Applying directLFQ to different benchmarking datasets.A, mixed-species data-dependent acquisition (DDA) dataset processed with directLFQ and MaxLFQ. E. coli proteins should align along a log2 ratio of −2.59 (blue line), and H. sapiens proteins should align along a log2 ratio of 0. Median values are indicated by white dots in the violin plots, standard deviations are indicated in the respective color. B, distribution of coefficient of variation (CV) values on a DDA dataset with 200 replicate HeLa samples, with very similar results for directLFQ and MaxLFQ. C, mixed-species data-independent acquisition (DIA) dataset processed with directLFQ and two MaxLFQ implementations (iq and Spectronaut). Expected log2 ratios for S. cerevisiae, H. sapiens, and C. elegans proteins are −0.38, 0, and 1, respectively. D, distribution of CV values between technical repeat samples from a ∼900-sample clinical DIA dataset, processed with directLFQ and two MaxLFQ implementations (iq and DIA-NN) with comparable results for all approaches. E, testing directLFQ precursor normalization on a challenging tissue dataset and comparing against standard median normalization. After normalization, all boxes should be aligned around 0, which is the case for directLFQ but not for the median normalization approach.

Fig. 4

Applying directLFQ to dynamic organellar maps data from ref. (28) and comparing with MaxLFQ.A, principal component analysis maps of the dynamic organellar maps data in which protein clusters are color coded. Several clusters such as Golgi and Mitochondrion are separated more clearly with directLFQ. B, quantitative assessment of the similarity of the intensity profiles of protein clusters (lower distance means better consistency). On the left, the distances with error bars are displayed for each tested protein cluster.
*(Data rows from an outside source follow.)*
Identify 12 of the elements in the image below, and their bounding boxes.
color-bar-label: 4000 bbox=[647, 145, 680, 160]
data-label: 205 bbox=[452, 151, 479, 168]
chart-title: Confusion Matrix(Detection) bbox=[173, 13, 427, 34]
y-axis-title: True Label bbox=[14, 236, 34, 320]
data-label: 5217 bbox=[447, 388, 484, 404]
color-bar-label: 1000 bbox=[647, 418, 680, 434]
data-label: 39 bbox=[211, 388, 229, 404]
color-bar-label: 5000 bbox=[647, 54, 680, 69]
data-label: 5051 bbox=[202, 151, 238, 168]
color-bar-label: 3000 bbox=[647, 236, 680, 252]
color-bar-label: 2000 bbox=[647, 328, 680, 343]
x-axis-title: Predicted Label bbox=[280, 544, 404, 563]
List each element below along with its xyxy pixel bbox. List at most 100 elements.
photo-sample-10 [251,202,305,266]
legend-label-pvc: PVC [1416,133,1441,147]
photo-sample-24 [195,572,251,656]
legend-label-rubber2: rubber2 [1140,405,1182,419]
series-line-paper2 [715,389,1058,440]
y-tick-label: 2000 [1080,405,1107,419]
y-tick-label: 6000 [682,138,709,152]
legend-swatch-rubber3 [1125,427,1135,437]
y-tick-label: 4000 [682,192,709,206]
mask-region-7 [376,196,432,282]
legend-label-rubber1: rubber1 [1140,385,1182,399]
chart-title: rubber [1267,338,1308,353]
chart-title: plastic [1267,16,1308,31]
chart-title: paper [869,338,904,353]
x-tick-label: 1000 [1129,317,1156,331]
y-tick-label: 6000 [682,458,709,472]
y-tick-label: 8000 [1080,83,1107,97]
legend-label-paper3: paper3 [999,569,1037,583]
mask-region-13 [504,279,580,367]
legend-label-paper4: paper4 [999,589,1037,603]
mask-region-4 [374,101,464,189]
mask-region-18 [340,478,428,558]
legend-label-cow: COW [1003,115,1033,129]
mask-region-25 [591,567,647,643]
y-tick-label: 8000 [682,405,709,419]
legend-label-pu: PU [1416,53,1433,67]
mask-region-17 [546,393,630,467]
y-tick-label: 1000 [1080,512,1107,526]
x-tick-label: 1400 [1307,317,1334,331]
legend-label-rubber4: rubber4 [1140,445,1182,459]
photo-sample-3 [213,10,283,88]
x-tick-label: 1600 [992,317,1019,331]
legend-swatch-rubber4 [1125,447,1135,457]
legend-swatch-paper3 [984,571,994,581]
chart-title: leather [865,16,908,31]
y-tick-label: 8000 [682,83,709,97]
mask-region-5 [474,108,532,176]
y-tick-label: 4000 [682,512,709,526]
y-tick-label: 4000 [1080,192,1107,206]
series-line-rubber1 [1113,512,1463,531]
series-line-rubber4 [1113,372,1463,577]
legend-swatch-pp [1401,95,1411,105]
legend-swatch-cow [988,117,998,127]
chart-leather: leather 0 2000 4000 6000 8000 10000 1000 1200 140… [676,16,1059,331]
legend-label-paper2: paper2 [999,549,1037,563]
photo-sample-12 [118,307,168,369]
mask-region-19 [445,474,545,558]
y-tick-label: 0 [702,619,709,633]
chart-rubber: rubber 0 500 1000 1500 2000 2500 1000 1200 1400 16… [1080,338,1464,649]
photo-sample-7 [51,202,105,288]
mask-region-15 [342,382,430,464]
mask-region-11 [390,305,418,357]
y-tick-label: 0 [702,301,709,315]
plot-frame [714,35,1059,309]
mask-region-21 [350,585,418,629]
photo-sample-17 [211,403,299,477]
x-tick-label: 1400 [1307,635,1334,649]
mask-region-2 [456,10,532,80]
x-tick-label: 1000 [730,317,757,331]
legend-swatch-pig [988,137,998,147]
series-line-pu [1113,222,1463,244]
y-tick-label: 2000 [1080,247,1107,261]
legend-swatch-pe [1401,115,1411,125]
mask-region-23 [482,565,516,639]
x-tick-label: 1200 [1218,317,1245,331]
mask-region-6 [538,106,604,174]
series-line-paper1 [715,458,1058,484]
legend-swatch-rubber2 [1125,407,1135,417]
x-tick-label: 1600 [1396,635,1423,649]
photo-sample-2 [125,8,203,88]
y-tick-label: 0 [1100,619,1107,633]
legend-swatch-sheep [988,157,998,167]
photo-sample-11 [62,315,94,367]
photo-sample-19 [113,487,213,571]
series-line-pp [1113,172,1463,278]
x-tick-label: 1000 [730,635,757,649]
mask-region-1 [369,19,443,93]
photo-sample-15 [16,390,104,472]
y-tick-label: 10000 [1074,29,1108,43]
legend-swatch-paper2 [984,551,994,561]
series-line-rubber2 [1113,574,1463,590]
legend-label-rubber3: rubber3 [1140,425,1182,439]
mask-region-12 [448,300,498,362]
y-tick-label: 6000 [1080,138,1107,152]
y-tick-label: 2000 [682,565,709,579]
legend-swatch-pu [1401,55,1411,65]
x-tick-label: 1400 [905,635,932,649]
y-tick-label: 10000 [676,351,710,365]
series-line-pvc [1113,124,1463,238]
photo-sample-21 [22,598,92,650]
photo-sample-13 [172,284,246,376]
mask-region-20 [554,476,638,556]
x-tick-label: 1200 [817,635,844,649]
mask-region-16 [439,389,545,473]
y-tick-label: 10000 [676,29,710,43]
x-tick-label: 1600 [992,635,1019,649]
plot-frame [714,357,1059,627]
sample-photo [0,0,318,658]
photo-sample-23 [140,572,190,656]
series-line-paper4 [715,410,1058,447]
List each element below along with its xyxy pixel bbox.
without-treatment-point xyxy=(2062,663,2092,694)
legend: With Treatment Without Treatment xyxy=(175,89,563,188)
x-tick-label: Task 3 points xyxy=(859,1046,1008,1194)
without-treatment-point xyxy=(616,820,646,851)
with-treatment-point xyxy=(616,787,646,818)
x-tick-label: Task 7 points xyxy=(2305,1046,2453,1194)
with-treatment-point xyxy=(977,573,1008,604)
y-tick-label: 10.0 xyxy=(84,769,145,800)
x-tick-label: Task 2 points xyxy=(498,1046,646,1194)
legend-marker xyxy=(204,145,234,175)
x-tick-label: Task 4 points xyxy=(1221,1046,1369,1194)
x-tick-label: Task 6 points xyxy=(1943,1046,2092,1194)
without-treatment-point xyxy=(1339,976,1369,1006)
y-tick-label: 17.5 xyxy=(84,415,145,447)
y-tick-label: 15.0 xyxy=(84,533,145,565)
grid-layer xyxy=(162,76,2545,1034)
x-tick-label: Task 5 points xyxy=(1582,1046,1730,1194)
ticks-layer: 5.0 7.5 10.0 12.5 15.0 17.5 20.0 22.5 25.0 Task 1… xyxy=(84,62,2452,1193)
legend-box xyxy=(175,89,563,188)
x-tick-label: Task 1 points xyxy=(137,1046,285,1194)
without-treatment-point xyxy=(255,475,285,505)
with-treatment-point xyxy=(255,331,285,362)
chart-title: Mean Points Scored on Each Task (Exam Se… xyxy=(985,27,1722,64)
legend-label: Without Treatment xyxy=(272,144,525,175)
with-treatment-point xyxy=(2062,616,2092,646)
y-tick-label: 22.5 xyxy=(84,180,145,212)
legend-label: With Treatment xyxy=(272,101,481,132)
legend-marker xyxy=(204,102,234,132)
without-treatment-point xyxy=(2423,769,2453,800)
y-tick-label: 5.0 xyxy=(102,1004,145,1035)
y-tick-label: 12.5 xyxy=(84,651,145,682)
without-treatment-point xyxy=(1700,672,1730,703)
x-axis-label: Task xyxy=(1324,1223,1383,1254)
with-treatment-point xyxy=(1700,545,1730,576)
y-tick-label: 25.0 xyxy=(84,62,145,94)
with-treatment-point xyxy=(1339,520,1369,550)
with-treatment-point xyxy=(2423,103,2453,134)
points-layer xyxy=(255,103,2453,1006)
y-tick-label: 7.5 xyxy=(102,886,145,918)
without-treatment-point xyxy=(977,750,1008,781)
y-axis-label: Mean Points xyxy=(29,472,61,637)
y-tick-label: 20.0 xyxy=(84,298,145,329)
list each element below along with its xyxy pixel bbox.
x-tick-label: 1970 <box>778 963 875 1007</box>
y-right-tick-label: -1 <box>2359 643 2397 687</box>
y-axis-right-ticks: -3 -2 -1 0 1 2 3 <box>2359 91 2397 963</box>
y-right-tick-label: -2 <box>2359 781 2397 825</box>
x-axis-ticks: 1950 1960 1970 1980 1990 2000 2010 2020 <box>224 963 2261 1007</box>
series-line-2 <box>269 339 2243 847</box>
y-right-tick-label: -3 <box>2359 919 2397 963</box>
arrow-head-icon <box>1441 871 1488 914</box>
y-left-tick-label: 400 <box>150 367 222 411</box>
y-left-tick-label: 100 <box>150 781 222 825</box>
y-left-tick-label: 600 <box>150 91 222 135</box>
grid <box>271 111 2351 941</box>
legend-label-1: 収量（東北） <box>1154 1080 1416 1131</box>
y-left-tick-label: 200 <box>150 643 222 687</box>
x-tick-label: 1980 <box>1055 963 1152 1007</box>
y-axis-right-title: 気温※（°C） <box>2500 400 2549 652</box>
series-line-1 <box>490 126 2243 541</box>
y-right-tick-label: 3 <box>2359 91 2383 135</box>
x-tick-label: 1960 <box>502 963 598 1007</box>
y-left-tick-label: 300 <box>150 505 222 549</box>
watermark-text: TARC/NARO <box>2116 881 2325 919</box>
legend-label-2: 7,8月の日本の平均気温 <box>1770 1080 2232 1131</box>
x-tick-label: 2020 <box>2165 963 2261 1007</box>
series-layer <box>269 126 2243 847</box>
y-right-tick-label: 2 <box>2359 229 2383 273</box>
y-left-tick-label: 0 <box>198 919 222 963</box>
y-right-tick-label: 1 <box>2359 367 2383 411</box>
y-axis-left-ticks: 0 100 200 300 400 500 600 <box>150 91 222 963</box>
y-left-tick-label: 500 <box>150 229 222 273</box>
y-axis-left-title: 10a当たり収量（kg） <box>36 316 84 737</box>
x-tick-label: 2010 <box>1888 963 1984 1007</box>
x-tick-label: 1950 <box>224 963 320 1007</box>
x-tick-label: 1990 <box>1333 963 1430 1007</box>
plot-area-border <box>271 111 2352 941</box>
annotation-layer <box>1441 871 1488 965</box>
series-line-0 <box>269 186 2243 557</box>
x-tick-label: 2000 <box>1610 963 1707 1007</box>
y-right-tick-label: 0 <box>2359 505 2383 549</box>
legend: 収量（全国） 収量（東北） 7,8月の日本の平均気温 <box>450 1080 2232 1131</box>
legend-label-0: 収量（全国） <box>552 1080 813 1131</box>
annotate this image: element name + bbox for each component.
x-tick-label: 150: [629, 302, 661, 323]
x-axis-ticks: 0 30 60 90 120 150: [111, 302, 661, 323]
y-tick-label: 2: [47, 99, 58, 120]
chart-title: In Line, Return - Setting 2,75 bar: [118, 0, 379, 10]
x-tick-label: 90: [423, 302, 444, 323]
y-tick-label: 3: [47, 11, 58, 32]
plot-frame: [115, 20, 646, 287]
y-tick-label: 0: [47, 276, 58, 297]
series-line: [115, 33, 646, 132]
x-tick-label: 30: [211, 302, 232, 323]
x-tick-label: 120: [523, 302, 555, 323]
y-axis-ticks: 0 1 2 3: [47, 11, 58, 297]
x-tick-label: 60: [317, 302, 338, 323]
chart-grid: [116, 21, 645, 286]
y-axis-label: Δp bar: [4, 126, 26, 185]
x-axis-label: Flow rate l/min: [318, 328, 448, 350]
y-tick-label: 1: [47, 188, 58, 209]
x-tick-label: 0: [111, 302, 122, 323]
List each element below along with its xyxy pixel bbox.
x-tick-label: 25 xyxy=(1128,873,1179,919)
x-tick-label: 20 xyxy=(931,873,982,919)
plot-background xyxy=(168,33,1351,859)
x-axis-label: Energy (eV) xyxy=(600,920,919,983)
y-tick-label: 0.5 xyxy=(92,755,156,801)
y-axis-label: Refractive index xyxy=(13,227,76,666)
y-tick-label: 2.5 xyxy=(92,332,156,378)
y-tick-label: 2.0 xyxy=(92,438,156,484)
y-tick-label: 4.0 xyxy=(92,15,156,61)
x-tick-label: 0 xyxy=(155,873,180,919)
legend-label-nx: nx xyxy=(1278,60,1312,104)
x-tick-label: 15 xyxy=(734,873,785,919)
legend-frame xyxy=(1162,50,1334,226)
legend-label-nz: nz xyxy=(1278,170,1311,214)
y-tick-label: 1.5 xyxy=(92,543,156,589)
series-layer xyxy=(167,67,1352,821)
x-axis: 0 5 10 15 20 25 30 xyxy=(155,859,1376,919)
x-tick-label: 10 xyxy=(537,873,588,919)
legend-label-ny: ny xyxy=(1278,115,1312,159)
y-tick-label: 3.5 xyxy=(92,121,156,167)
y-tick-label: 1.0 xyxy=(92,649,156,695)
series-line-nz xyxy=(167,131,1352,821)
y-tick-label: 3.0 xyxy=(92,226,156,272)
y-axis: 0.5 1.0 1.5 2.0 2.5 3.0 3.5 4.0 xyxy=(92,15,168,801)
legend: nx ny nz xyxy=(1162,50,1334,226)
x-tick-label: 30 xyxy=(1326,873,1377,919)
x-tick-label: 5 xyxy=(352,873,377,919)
The arrows indicate the two clusters minichromosome maintenance (MCM) complex and Proteasome where directLFQ and MaxLFQ perform best, respectively. On the right, the normalized distances are compared with each other as boxplots; directLFQ has significantly lower distance (p = 0.014, two-sided t test). C, protein intensity profiles of these two clusters. One outlier trace in each cluster is marked by an arrow. D, visualization of the protein profiles over all replicates together with the underlying ion data. The traces show that directLFQ faithfully represents the underlying data.